Co-loading of sulfur/silicon oxides in self-supporting binder/collector free CNT sheets delivers enhanced electrochemical storage capacity of 830 mAh g⁻¹ and 368 mAh g⁻¹ at 1 A g⁻¹ current density after 250 cycles in LIB and SIB mode, respectively.

Abstract

Sulfur and silicon oxides loaded self-supporting binder and collector free CNT sheets have been synthesized using floating catalyst chemical vapor deposition technique and investigated for their application as anodes in lithium/sodium ion battery. The CNT sheets have been characterized thoroughly using various microscopic and spectroscopic techniques. The addition of sulfur improves the interplanar spacing in the lattice and also generated abundant defects. The silicon oxides help in enhancing the specific capacity of the CNT sheet via conversion reactions.

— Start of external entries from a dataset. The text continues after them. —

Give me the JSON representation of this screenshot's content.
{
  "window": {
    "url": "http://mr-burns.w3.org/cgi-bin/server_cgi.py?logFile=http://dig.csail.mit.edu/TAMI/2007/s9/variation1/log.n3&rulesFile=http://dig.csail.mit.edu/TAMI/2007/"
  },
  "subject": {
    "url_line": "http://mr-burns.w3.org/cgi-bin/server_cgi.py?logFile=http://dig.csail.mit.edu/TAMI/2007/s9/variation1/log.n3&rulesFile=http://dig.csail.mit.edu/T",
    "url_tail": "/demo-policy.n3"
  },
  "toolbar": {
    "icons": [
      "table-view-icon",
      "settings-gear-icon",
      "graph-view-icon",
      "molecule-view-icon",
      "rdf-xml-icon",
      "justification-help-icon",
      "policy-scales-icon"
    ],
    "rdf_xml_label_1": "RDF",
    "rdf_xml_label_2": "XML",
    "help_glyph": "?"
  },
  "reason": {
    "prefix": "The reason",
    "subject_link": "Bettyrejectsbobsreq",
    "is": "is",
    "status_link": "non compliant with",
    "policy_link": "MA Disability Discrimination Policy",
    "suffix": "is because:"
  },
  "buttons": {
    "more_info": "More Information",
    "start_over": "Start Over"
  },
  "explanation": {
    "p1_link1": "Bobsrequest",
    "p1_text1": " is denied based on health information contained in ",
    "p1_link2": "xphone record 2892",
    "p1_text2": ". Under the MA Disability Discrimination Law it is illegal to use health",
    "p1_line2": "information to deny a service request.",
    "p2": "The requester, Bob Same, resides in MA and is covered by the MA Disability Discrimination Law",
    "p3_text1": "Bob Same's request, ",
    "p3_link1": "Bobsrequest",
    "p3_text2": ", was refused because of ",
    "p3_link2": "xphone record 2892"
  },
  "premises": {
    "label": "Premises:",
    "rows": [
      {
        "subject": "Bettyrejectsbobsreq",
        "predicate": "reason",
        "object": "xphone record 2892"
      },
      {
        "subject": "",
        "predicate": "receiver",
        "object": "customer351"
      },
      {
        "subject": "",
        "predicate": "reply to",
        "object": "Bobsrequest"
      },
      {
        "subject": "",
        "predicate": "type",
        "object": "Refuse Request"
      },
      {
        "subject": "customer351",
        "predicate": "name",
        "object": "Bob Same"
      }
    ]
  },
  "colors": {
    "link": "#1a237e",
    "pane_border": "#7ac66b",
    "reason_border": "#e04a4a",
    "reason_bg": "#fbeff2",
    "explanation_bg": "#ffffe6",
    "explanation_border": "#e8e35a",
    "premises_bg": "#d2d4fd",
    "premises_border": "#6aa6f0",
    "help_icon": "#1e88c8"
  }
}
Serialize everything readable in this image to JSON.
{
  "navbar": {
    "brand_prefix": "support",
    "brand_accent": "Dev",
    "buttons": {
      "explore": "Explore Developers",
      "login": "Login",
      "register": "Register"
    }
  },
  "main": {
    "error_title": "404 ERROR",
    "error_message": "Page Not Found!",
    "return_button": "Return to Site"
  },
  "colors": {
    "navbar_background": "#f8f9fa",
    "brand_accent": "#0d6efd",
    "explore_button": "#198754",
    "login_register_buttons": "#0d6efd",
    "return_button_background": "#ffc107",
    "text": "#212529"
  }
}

These features lead to enhanced electrochemical properties and the best performance has been demonstrated by the co-loaded CNT/S/silicon oxide electrode. As anode in LIB, it delivers 830 mAh g⁻¹ at 1 A g⁻¹ current density after 250 cycles. More importantly, the kinetic analysis confirms that sulfur/silicon oxide co-loading can improve the Li⁺ diffusion coefficient in CNT anode and enhance the metal ion storage. The structural modifications also enhance Na⁺ ion storage and the CNT/S/Silicon oxide anode delivers 368 mAh g⁻¹ after 250 cycles at a current rate of 1 A g⁻¹ with a superior initial coulombic efficiency of 77.5 %.